Para cientista política Rosemary Senado deve instalar CPI do MEC. “Precisa aceitar que parcela do Senado quer essa investigação, inclusive sobre um presidente que tenta reeleição”

Catarina Chaves/MEC
Catarina Chaves/MEC
Os pastores Gilmar Santos e Arilton Moura, junto com ex-ministro Ribeiro (dir.), são acusados de atos de corrupção dentro do governo Bolsonaro

São Paulo – A população evangélica está “estarrecida”, de acordo com a cientista política Rosemary Segurado, com as denúncias envolvendo Gilmar Santos e Arilton Moura, presos ontem (22) pela Polícia Federal. Os pastores teriam atuado pela liberação de recursos do Fundo Nacional de Desenvolvimento da Educação (FNDE) do MEC mediante recebimento de propinas. Em entrevista a Glauco Faria, do Jornal Brasil Atual, a professora da PUC-SP afirmou que também interessa a esse segmento social a instalação de uma Comissão Parlamentar de Inquérito (CPI) para apurar as denúncias de corrupção com verbas do MEC. Gilmar e Arilson estão detidos junto o ex-ministro Milton Ribeiro, também pastor evangélico. Mas uma decisão do desembargador Ney Bello, do TRF-1, determinou a soltura dos três.

“Esse público (envangélico) está estarrecido. Ele quer respostas e quer saber como a sua fé acaba sendo negociada como moeda de troca nesse ministério para enriquecimento de pastores.”, observou Rosemary. 
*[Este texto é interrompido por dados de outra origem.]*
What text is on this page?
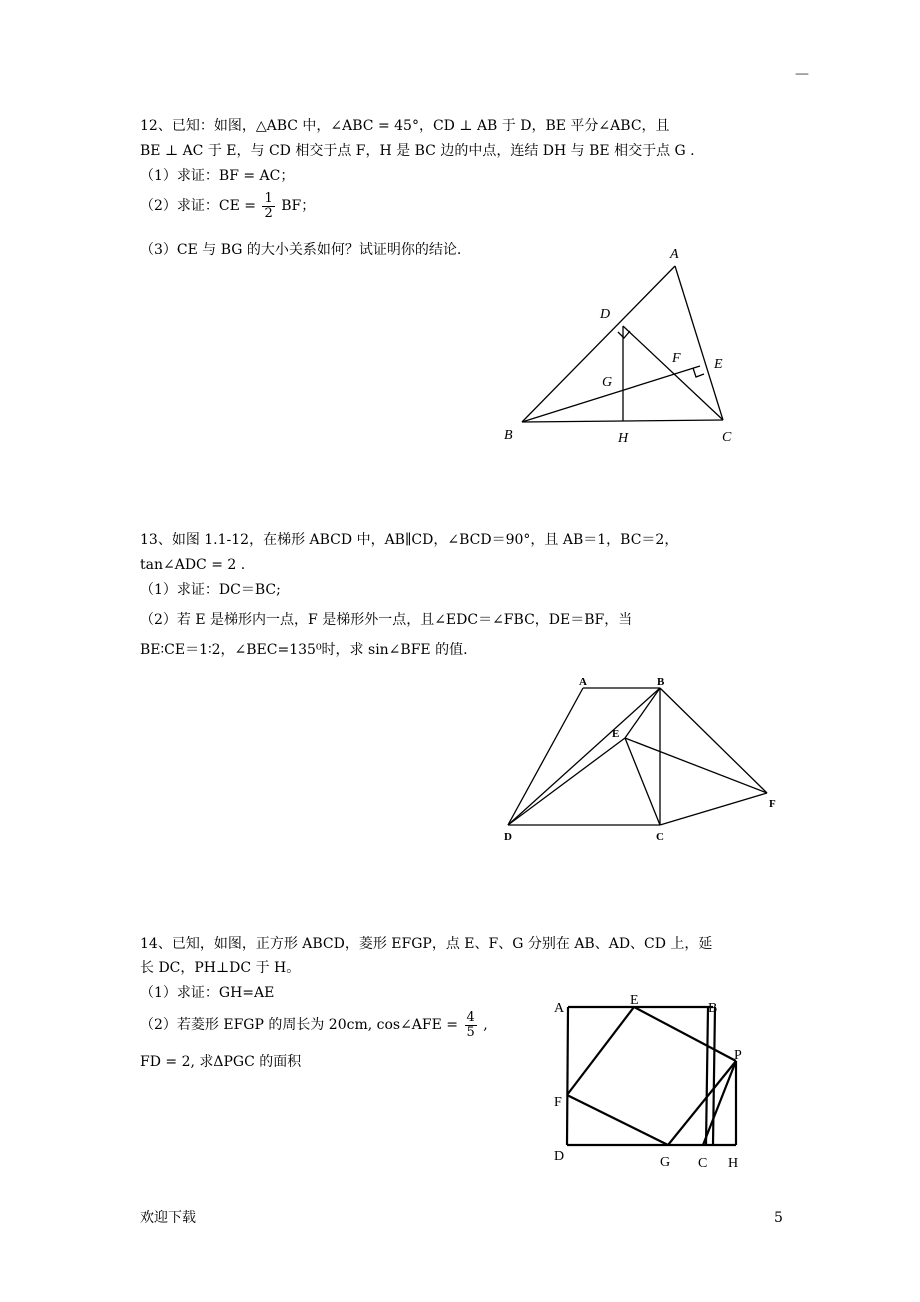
—
12、已知：如图，△ABC 中，∠ABC = 45°，CD ⊥ AB 于 D，BE 平分∠ABC，且
BE ⊥ AC 于 E，与 CD 相交于点 F，H 是 BC 边的中点，连结 DH 与 BE 相交于点 G .
（1）求证：BF = AC；
（2）求证：CE = $\frac{1}{2}$ BF；
（3）CE 与 BG 的大小关系如何？试证明你的结论.	A
D
F E
G
B	H	C
13、如图 1.1-12，在梯形 ABCD 中，AB∥CD，∠BCD＝90°，且 AB＝1，BC＝2，
tan∠ADC = 2 .
（1）求证：DC＝BC;
（2）若 E 是梯形内一点，F 是梯形外一点，且∠EDC＝∠FBC，DE＝BF，当
BE∶CE＝1∶2，∠BEC=135⁰时，求 sin∠BFE 的值.
A	B
E
F
D	C
14、已知，如图，正方形 ABCD，菱形 EFGP，点 E、F、G 分别在 AB、AD、CD 上，延
长 DC，PH⊥DC 于 H。
（1）求证：GH=AE
（2）若菱形 EFGP 的周长为 20cm, cos∠AFE = $\frac{4}{5}$ ,
FD = 2, 求ΔPGC 的面积
A
E
B
P
F
D	G C H
欢迎下载	5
A Operação Acesso Pago, deflagrada pela PF, apura “tráfico de influência e corrupção para liberação de recursos públicos” do FNDE. Os pastores são suspeitos de formar um “gabinete paralelo” que controlava a agenda do MEC e do então ministro da Educação Milton Ribeiro. Além disso, os religiosos tinham relação com o presidente Jair Bolsonaro. E desde o primeiro ano do governo, em 2019, já haviam participado de mais de 100 eventos do governo federal. Eles intermediavam acordos com prefeituras e empresários, discutiam prioridades da pasta e a destinação das verbas públicas.

Pedido de ouro

Segundo denúncias, que vieram à tona ainda em março deste ano, os pastores recebiam propinas em troca de repasses de recursos do MEC via FNDE, destinados à construção e reformas de escolas e compra de material escolar, entre outros gastos. O depoimento de prefeitos assediados pelos pastores lobistas reforçou a existência da influência na pasta, autorizada por Ribeiro. Em um dos relatos, o prefeito de Luís Domingues, no Maranhão, Gilberto Braga (PSDB) contou que Moura chegou a pedir ouro em troca da liberação de recursos para a construção de escolas e creches. 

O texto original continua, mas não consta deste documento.